Economic Record and The 2008 Global Financial Crisis
Upon Rubin's retirement, Clinton called him the "greatest secretary of the Treasury since Alexander Hamilton". On April 18, 2010, in an interview on ABC’s This Week program, Clinton said Rubin was wrong in the advice he gave him not to regulate derivatives. However, following the interview Clinton retracted those statements and said that in his mind he received excellent advice on the economy and the financial system from Rubin and others.
"During his tenure as Treasury Secretary", Senator Chuck Hagel (R-NE) said, "Bob was an ideal public servant who put policy before politics."
In 1997, Rubin and Federal Reserve chairman Alan Greenspan strongly opposed giving the Commodity Futures Trading Commission oversight of over-the-counter credit derivatives when this was proposed by Brooksley Born, the head of the CFTC. Rubin's role was highlighted in a Public Broadcasting Service Frontline report, "The Warning". Over-the-counter credit derivatives were eventually excluded from regulation by the CFTC by the Commodity Futures Modernization Act of 2000. According to the Frontline documentary, they played a key role in the 2008 financial crisis.
Arthur Levitt Jr., a former chairman of the Securities and Exchange Commission, has said in explaining Rubin's strong opposition to the regulations proposed by Born that Greenspan and Rubin were "...joined at the hip on this. They were certainly very fiercely opposed to this and persuaded me that this would cause chaos." However, in Rubin’s autobiography, he notes that he believed derivatives could pose significant problems and that many people who used derivatives did not fully understand the risks they were taking.
Rubin and his deputy Lawrence Summers also steered through the 1999 repeal of the Glass–Steagall Act (1933), which had separated investment banking from the retail side. It allowed the banks to develop and sell the mortgage-backed instruments that became a principal factor in the financial collapse. In September 2011, the UK Independent Commission on Banking released a report in which it recommended a separation of investment and retail banking to prevent a repeat of the 2008 crisis.

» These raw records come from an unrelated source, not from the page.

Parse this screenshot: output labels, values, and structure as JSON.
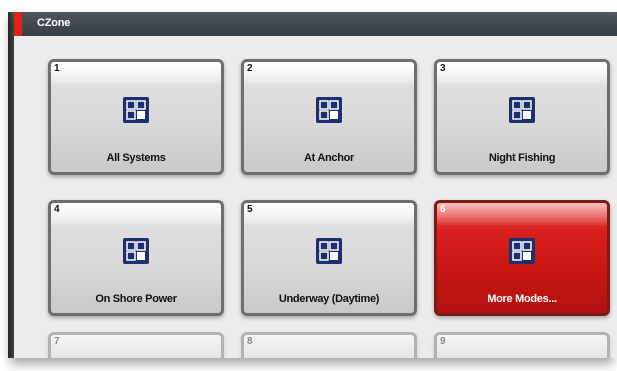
{
  "app": {
    "title": "CZone"
  },
  "colors": {
    "accent": "#e0221f",
    "titlebar": "#3f454d",
    "active_tile": "#c91712"
  },
  "modes": [
    {
      "number": "1",
      "label": "All Systems",
      "icon": "grid-modes-icon",
      "active": false
    },
    {
      "number": "2",
      "label": "At Anchor",
      "icon": "grid-modes-icon",
      "active": false
    },
    {
      "number": "3",
      "label": "Night Fishing",
      "icon": "grid-modes-icon",
      "active": false
    },
    {
      "number": "4",
      "label": "On Shore Power",
      "icon": "grid-modes-icon",
      "active": false
    },
    {
      "number": "5",
      "label": "Underway (Daytime)",
      "icon": "grid-modes-icon",
      "active": false
    },
    {
      "number": "6",
      "label": "More Modes...",
      "icon": "grid-modes-icon",
      "active": true
    },
    {
      "number": "7",
      "label": "",
      "icon": "",
      "active": false
    },
    {
      "number": "8",
      "label": "",
      "icon": "",
      "active": false
    },
    {
      "number": "9",
      "label": "",
      "icon": "",
      "active": false
    }
  ]
}
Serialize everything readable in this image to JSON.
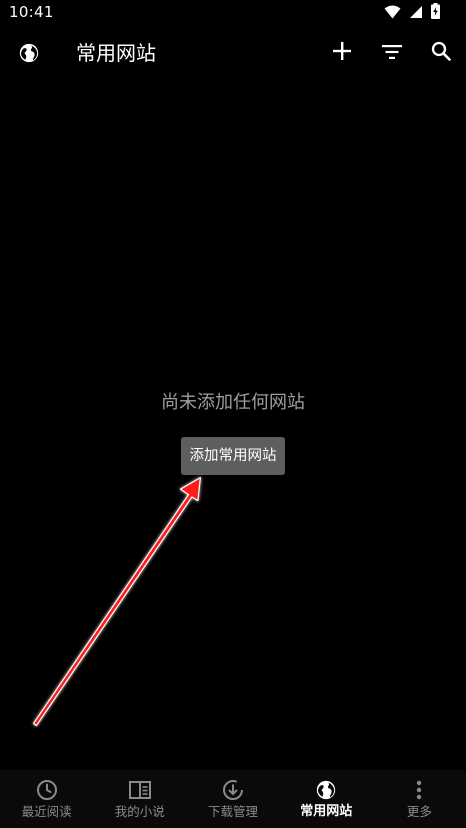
{
  "status_bar": {
    "time": "10:41"
  },
  "app_bar": {
    "title": "常用网站",
    "icons": [
      "globe-icon",
      "add-icon",
      "filter-icon",
      "search-icon"
    ]
  },
  "empty_state": {
    "message": "尚未添加任何网站",
    "button_label": "添加常用网站"
  },
  "bottom_nav": {
    "items": [
      {
        "label": "最近阅读",
        "icon": "clock-icon",
        "active": false
      },
      {
        "label": "我的小说",
        "icon": "book-icon",
        "active": false
      },
      {
        "label": "下载管理",
        "icon": "download-icon",
        "active": false
      },
      {
        "label": "常用网站",
        "icon": "globe-icon",
        "active": true
      },
      {
        "label": "更多",
        "icon": "more-icon",
        "active": false
      }
    ]
  },
  "colors": {
    "background": "#000000",
    "button_bg": "#5e5e5e",
    "empty_text": "#9e9e9e",
    "arrow": "#ff1a1a",
    "nav_inactive": "#8a8a8a",
    "nav_active": "#ffffff"
  }
}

In a December 2009 Newsweek article, Rubin described the extraordinary combination of circumstances that led to the global financial crisis, including market and credit excesses, low interest rates, massive increase in the use of complex derivatives, misguided AAA ratings, stagnant median real wages, abusive mortgage practices, and the over-leveraging of financial institutions, among many other factors. In the article, Rubin advocates for the reform of the financial system in order to better protect against systemic risk and devastating crises in the future. Rubin says "the market-based model must be combined with strong and effective government, nationally and transnationally, to deal with critical challenges that markets won't adequately address."
On January 9, 2009, Citigroup announced that Rubin had resigned as a senior adviser and would not seek re-election as a director of the corporation. Press reports noted that Rubin had drawn criticism for his role in the bank's recent problems that drove it to seek U.S. Government assistance after he received significant personal compensation.